In the table 2 of the main paper, is the MSP, MaxLogit results reproduced on CLIP or CLIPN? I test the MaxLogit on CLIP (VitB-32) on CIFAR100 (id) and CIFAR10 (ood), but only get 74.8%AUROC.

SiLang · Answer 1 · Sat Dec 02 2023 22:57:53 GMT+0800 (China Standard Time)

Sorry for the late reply. The results of MSP and MaxLogit in Table 2 are produced by the original CLIP model. You can check the new-uploaded "./handcrafted/src/zero_shot_infer.py" for hand-crafted CLIPN. It can produce the proper results on CIFAR.

Zhang ZiHan · Answer 2 · Thu Dec 07 2023 10:22:25 GMT+0800 (China Standard Time)

Thanks for your reply. I find different implementation may superly affect the OOD detection performance, while the ID classification performance is similar.

Zhang ZiHan · Answer 3 · Thu Dec 07 2023 10:26:26 GMT+0800 (China Standard Time)

It seems that in the file./handcrafted/src/zero_shot_infer.py These lines, the model is the CLIPN model as CLIP do not have ckpt with epoch num.

SiLang · Answer 4 · Thu Dec 07 2023 10:33:37 GMT+0800 (China Standard Time)

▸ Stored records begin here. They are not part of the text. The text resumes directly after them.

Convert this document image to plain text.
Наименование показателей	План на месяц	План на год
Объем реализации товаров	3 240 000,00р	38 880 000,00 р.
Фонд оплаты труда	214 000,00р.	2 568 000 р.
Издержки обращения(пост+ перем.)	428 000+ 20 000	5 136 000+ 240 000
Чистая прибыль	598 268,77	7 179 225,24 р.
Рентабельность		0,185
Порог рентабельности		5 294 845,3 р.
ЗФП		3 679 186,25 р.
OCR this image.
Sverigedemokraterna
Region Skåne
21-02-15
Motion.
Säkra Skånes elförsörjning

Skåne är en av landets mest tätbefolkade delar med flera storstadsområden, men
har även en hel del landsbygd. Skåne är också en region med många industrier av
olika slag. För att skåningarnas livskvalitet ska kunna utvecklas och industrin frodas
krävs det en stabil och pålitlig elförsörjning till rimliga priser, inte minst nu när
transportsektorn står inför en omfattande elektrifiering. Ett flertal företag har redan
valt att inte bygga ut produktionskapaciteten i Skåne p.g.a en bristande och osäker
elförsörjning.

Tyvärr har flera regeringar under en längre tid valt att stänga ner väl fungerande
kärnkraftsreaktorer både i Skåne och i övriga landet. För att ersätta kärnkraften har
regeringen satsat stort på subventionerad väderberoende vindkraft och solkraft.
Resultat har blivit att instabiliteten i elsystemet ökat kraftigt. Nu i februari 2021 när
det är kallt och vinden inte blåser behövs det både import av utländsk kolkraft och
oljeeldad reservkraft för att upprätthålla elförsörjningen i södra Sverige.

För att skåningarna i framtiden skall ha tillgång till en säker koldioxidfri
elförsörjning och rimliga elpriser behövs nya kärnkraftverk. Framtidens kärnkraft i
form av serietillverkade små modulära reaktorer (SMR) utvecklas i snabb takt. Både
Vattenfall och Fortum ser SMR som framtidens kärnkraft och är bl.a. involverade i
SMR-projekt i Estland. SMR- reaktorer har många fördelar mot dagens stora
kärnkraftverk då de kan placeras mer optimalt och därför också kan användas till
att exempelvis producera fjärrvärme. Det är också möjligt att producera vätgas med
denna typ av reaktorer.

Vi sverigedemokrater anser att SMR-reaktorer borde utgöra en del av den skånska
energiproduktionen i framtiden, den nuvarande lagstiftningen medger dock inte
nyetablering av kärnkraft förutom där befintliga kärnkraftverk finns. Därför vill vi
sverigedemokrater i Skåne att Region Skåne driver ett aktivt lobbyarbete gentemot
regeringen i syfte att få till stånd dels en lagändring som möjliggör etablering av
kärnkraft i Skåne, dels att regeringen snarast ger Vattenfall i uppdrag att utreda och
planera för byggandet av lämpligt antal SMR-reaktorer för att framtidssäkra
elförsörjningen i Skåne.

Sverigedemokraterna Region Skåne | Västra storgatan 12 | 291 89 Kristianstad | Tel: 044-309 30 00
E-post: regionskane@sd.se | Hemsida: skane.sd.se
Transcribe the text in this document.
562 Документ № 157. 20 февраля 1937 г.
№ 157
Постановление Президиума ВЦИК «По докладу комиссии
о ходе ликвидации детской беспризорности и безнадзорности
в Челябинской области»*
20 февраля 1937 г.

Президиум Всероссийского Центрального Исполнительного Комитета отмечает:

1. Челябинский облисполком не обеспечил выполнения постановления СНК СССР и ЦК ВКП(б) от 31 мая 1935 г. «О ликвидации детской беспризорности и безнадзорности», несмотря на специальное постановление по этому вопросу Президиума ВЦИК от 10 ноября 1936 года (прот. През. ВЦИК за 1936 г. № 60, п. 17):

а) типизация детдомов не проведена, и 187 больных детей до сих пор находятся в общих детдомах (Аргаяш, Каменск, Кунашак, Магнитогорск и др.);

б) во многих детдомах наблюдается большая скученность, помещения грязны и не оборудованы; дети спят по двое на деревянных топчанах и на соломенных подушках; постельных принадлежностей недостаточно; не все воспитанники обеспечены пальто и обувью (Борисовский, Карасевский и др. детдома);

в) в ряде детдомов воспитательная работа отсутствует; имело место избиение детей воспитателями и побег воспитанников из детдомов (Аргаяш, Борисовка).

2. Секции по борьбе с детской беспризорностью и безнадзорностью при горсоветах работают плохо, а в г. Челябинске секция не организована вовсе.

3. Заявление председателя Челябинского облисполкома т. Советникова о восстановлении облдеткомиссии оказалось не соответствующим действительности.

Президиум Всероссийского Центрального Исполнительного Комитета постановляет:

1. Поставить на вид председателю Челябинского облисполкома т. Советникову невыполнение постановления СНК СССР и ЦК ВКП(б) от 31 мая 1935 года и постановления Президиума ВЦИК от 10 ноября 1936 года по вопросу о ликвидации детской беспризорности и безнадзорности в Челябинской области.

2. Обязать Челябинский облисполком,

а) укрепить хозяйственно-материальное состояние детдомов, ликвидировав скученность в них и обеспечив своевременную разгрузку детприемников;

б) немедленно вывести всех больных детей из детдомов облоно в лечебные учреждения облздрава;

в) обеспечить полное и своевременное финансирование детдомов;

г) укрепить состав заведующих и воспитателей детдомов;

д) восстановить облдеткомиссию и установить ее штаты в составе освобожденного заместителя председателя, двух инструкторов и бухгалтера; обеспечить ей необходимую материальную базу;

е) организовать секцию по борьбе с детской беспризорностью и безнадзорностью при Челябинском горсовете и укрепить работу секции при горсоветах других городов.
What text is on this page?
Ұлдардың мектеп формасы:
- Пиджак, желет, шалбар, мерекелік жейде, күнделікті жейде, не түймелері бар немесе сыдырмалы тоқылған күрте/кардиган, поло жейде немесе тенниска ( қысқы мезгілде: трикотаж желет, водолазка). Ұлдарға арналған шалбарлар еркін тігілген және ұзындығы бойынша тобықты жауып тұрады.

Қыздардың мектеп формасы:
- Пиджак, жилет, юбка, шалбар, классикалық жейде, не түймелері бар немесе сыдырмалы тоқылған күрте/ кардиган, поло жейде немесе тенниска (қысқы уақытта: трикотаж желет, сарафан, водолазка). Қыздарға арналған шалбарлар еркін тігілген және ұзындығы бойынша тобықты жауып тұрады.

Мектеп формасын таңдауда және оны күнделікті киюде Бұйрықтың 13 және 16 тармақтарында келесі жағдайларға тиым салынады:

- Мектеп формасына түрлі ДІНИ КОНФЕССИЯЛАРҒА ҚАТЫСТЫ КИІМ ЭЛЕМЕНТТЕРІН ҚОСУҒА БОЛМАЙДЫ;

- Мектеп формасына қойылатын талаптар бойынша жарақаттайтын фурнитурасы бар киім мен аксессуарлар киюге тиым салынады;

That’s because there is a hyper parameter temperature. I just use the final learned one, 100 instead of manually finding best one on test set for different methods and datasets. Besides, whether using L2 normalization can also change the performance. Unfortunately, I failed to find a consistent conclusion of determining the above two factors on different methods and datasets. As a result, a general and fair way is to follow the original operation of the CLIP.

SiLang · Answer 5 · Thu Dec 07 2023 10:37:52 GMT+0800 (China Standard Time)

The image encoder and text encoder of CLIPN is the same as CLIP. We freeze them when training no text encoder. That means you can find the same CLIP model from CLIPN models at different epochs.

Zhang ZiHan · Answer 6 · Thu Dec 07 2023 10:56:52 GMT+0800 (China Standard Time)

Thanks for your quick and detailed reply!
I implemented the baseline methods (MSP, MaxLogit, Energy) with MCM repo on CIFAR-100 and ImageNet, and the results were kind of different from your reported results on CIFAR-100.
Specifically speaking, these are the difference (avg. on the OOD datasets):
our implementation with MCM repo

Vit-B32 MCM	MaxLogit	MSP	Energy
CIFAR-100	79.5	72.5	77.3
ImageNet-1k	84.9	78.9	82.6

reported results in CLIPN

Vit-B32 CLIPN	MaxLogit	MSP	Energy
CIFAR-100	84.3	81.8	82.0
ImageNet-1k	85.6	73.3	84.9

This could be a question for future discussion about the potential reasons for these differences when using the CLIP model.

SiLang · Answer 7 · Thu Dec 07 2023 11:03:29 GMT+0800 (China Standard Time)

Sure. I am also working on improving the robustness of CLIP-based OOD detection. If you have further question, feel free to discuss with me.